Mes cauchemars ont cessé depuis que je les raconte ici, aussi stupide que cela puisse paraître. Je n'ai plus qu'à faire pareil avec leur origine... Peut-être qu'un jour, j'arriverai à en parler avec détachement. En attendant, je dois les affronter

Comme tu le sais, petit journal, tout a commencé en première. Je suis entrée en première L. Ma meilleure amie était en S et vivait sa meilleure amie et je la jalousaisPuis des filles de la classe ont commencé à venir vers moi : Leila et Suzanne. Nous sommes vites devenues un trio inséparable. Je me suis mise à apprécier les sales coups qu'elle faisait parce qu'ils me donnaient l'impression d'être importante. J'étais devenue une putain de connasse. Moi, qui, au collège, avait toujours été discrète et ignorée faisait désormais partie du cercle privé des "populaires".

Je ne sais pas si à ce moment là, j'étais heureuse ou profondément malheureuse. J'avais l'impression d'être vivante, mais au détriment de la mort de la personne que j'étais vraiment. Je ne me reconnaissais plus, j'crois qu'au fond, peut-être que je cherchais aussi à attirer l'attention de mes parents, mais ils s'en foutaient. C'est normal, ils ont d'autres problèmes, c'est dur d'être des migrants et de s'insérer ici. Mes caprices n'en valaient pas la peine.

Les choses ont empiré vite. J'ai commencé à accompagner mes nouvelles amies à leur soirées, où j'ai pris l'habitude de me bourrer à mort et même de fumer. 

Mais un jour, tout a changé. Leila m'a invitée à une soirée chez elle ce 31 octobre, qui a changé ma vie à jamais.

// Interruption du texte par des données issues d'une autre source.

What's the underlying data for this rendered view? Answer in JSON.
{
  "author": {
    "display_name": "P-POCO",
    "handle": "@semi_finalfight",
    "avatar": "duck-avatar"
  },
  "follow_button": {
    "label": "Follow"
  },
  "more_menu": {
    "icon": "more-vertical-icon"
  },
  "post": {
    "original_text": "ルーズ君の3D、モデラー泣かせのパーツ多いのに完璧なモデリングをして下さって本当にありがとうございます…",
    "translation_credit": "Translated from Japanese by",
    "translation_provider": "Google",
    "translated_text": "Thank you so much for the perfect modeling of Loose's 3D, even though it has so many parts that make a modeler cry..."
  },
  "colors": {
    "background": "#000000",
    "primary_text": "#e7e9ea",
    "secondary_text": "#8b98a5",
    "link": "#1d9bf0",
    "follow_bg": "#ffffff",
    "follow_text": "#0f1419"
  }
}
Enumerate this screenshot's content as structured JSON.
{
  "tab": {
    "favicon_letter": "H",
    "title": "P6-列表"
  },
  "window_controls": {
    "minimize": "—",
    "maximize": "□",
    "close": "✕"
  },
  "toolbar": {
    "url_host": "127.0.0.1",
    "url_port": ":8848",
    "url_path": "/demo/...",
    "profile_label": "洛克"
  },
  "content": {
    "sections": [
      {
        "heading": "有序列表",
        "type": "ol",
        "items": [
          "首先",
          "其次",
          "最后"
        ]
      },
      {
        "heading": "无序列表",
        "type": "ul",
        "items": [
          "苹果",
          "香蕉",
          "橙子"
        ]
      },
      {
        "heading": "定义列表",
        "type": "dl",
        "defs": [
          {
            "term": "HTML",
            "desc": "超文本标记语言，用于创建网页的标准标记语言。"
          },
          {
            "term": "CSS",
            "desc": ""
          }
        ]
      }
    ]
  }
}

Sam était captivé. Il ne fit pas attention à la date. 

Le 31 octobre. 

L'automne dernier.

Je m'étais faite belle, pour cette soirée. J'avais enfin confiance en moi, au moins physiquement. Il y avait beaucoup plus de monde que je n'aurais pu l'imaginer. Les parents de Leila étaient très riches, avaient une grande maison, et étaient absents du week-end. Je dirais que nous étions au moins cinquante. Au début, je restais avec Leila et Suzanne, mais elles ont fini par rejoindre des garçons qui les draguaient. Je me suis retrouvée à danser seule.

J'étais totalement déchirée, j'avais énormément bu et le monde tournait lentement autour de moi. J'étais seule, et un moment, un groupe de mecs aussi saoul que moi a commencé à me tourner autour. Au début, on riait ensemble avec légèreté - j'étais complètement déconnectée de ce qu'il se passait.

Puis un type a commencé à me coller. Au début, à moitié inconsciente, je l'ai laissé faire et on a dansé ensemble. Il me disait des choses mais j'étais tellement pétée que je ne comprenais pas un traître mot.

Et puis il a pris ma main et m'a emmené dans une chambre. Toujours un peu à l'ouest, je l'ai suivi. Je suis même passée devant Leila, qui, au lieu de s'inquiéter de la situation, m'a montrée un pouce en l'air. Je ne comprenais rien à rien et me laissais guider. 

Je me suis retrouvée assise sur un lit et il a commencé à m'embrasser. C'est là que je suis brutalement revenue à la réalité. J'étais en train d'embrasser un inconnu aussi bourré que moi dans une chambre. J'en avais pas envie. Je me suis écartée et il a froncé les sourcils. Je me rappelle de son expression : celle d'un chasseur qui a perdu sa proie.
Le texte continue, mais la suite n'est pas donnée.